Conto alla rovescia finito: dopo la 36ª settimana di gestazione, ogni giorno è buono perché mamma e bambino si sorridano guardandosi. Ma inizia anche un periodo impegnativo, che richiede un notevole sforzo fisico e psicologico. Possono nascere dubbi e incertezze: il parto andrà bene? Avrò latte a sufficienza? E poi: il bambino mangia abbastanza? come mai dorme così poco? «Niente paura, succede a tutte», rassicura la dottoressa Simona Sieve, presidente del Collegio delle Ostetriche di Milano-Lodi-Monza-Brianza. «L’importante è non perdere la fiducia in se stesse, nelle proprie risorse innate».
Tempo al tempo
Una volta le future mamme trascorrevano i mesi di attesa ricamando bavaglini e sferruzzando scarpine di lana. Oggi la situazione è cambiata: le donne lavorano e la legge prevede che il congedo maternità cominci dal settimo mese, o addirittura dall’ottavo se la gestante sta bene e vuole usufruire di un mese in più di astensione dal lavoro dopo la nascita del bambino. «La gravidanza non è una malattia ed è positivo che questo concetto sia entrato anche nel codice del lavoro», continua Sieve. «A volte, però, la conquista di un diritto non corrisponde al riconoscimento e al rispetto dei propri bisogni naturali: lavorare fino all’ultimo riduce il tempo dell’attesa e della preparazione al parto. Non permette di entrare in una logica di lentezza, necessaria fisiologicamente e psicologicamente per arrivare pronte alla nascita e con le energie adeguate per potere affrontare il successivo brusco cambiamento di ritmo». Questo non significa tornare al passato: lavorare si può, senza ignorarsi, concedendosi momenti di pace e di intimità con se stesse e con il nascituro. Il tempo libero non deve diventare una maratona tra corsi di ginnastica, shopping e lavori di casa. Fatevi aiutare nelle incombenze, uscite a passeggiare nel parco, accarezzandovi il pancione. E sferruzzare aiuta a rilassare la mente, soprattutto la sera, prima di andare a dormire.
Il sostegno più adatto
Un proverbio africano dice: «Per crescere un bambino, ci vuole un intero villaggio». Difficile applicarlo qui e oggi, vivendo magari in una grande città. La difficoltà maggiore cui va incontro una neomamma è proprio la mancanza di riferimenti rassicuranti. «Spesso manca la rete di sostegno della famiglia, delle vicine, della comunità, della tradizione», osserva ancora Sieve. «Anche quando si ha la fortuna di avere accanto la propria famiglia, nonni e parenti possono accrescere le ansie anziché alleggerirle».

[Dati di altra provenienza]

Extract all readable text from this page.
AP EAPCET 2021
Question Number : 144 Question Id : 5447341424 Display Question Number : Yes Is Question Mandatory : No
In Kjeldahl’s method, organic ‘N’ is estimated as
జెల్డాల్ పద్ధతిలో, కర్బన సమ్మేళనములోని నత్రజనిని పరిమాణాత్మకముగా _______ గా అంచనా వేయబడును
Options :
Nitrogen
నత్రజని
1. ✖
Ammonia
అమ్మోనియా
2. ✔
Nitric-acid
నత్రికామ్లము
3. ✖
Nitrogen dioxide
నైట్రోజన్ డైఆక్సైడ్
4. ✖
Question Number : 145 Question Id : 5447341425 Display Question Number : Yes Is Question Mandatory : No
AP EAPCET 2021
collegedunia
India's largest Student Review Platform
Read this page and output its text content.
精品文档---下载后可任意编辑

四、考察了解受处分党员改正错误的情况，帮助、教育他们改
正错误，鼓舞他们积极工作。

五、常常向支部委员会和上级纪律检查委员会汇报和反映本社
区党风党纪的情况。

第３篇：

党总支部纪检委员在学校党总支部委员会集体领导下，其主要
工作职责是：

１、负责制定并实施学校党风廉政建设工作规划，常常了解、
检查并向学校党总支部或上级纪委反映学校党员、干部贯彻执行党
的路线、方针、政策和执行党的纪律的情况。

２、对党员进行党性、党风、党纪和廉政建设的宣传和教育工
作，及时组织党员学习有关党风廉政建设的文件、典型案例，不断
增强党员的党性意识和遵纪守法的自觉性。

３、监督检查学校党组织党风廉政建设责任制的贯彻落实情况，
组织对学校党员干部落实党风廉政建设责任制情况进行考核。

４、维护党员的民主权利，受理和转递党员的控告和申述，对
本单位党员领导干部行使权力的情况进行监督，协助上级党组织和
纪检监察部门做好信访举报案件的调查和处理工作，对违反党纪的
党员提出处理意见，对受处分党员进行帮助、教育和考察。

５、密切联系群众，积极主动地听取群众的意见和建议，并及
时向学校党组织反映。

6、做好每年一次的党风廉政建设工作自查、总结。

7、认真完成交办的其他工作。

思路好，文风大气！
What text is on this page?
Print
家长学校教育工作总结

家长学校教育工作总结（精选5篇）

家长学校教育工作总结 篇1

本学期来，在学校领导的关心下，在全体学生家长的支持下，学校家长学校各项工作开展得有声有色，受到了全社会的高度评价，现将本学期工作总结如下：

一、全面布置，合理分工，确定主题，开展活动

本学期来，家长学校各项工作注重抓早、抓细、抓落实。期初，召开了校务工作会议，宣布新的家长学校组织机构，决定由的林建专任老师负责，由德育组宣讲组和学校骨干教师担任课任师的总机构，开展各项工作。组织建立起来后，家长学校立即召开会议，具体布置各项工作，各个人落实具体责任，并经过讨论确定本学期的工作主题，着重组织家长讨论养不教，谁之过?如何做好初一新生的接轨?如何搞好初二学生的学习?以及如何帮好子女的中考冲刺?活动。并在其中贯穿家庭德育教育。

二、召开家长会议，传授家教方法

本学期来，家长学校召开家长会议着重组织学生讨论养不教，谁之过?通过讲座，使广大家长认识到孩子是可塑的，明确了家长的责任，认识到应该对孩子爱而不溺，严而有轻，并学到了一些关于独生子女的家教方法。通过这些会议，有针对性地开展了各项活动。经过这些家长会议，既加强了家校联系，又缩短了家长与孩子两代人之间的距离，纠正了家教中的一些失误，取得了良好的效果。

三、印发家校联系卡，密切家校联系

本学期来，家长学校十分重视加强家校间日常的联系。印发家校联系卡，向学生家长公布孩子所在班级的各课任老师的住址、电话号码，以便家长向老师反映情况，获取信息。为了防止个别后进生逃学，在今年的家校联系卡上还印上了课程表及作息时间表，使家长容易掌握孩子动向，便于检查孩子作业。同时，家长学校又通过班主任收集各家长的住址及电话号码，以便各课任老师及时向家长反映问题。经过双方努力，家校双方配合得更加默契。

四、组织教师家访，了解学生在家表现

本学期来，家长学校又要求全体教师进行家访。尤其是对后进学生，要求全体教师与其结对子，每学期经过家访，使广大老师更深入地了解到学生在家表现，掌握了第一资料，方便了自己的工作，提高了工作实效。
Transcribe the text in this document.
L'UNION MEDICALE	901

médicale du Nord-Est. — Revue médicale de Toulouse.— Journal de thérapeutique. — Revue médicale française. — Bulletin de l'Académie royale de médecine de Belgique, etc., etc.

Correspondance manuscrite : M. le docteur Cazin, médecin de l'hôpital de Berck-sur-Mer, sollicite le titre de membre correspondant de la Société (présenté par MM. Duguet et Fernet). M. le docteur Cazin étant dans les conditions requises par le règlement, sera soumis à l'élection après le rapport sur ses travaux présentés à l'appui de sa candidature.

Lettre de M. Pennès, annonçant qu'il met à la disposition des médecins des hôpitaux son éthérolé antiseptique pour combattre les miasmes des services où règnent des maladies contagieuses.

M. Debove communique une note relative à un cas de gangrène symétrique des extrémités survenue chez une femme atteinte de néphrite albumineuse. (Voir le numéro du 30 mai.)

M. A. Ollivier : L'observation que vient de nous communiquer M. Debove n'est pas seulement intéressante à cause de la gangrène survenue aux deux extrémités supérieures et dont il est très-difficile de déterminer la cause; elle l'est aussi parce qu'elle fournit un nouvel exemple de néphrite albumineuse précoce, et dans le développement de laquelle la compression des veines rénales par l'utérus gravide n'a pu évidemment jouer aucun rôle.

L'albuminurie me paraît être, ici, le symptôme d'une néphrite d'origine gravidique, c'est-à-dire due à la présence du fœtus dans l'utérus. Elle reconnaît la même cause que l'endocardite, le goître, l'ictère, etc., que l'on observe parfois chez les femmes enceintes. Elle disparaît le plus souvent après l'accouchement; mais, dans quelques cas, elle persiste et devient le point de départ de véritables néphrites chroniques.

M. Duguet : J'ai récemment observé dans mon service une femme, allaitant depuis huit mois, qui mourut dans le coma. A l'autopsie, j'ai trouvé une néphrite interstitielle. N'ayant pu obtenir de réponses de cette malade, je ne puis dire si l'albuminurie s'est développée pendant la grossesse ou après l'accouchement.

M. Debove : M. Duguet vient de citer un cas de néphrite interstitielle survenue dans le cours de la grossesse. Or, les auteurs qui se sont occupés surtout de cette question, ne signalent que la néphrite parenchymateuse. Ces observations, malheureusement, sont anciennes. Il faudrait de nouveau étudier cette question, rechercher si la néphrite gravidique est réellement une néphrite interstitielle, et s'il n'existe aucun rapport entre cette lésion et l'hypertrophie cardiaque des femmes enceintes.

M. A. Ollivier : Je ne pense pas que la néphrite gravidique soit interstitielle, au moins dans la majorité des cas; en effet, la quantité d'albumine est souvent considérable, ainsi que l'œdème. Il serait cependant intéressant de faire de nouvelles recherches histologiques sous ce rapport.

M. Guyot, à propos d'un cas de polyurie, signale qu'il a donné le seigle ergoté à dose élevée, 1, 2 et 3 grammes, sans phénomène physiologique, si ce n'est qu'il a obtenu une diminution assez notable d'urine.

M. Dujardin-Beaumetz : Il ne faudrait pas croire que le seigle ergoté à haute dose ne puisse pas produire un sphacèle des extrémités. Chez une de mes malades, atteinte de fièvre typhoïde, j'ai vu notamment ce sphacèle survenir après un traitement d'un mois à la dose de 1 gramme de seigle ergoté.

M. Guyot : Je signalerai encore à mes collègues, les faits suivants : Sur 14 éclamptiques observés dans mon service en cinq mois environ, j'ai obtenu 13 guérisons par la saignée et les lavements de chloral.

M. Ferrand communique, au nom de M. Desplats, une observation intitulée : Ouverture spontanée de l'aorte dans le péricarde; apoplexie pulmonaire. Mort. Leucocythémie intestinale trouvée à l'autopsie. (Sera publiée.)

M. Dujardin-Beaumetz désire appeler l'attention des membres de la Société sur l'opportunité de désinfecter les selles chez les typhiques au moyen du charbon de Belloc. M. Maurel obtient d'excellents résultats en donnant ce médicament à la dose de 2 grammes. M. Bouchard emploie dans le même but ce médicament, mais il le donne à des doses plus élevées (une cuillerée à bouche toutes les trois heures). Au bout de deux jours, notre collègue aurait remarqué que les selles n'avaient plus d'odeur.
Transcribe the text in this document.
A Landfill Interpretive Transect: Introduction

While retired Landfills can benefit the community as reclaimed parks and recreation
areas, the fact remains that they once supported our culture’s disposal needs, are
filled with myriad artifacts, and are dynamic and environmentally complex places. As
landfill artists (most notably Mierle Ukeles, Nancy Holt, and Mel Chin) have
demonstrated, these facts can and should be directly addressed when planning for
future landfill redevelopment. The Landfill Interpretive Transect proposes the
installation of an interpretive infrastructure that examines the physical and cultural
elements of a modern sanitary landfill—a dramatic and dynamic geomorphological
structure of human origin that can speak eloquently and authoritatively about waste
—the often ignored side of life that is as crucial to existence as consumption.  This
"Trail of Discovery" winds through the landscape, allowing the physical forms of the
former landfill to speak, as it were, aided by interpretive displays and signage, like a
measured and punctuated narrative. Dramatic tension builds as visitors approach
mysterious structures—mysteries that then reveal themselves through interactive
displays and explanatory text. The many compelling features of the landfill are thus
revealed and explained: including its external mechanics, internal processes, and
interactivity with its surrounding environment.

E il neopapà? Certo, la sua presenza è importantissima per dare affetto, serenità e stabilità, ma difficilmente ha la competenza per sciogliere dubbi e paure di chi è alle prese con allattamento, stanchezza, pianti... «Quando si torna a casa dall’ospedale dopo il parto, di solito i riferimenti sono il ginecologo per la mamma e il pediatra per il bambino; ma spesso c’è bisogno di una figura di sostegno in grado di seguire allo stesso tempo mamma e bambino. Il mio consiglio è di rivolgersi a un’ostetrica o a una puericultrice,
cercandola in strutture pubbliche (reparti maternità, asl, consultori) o associazioni o gruppi specialistici (vedi box)». Una persona competente, capace di accompagnare la mamma senza giudicarla (a differenza di amiche, vicine e suocere...), di darle informazioni e magari anche di aiutarla a sorridere quando va un po’ in tilt.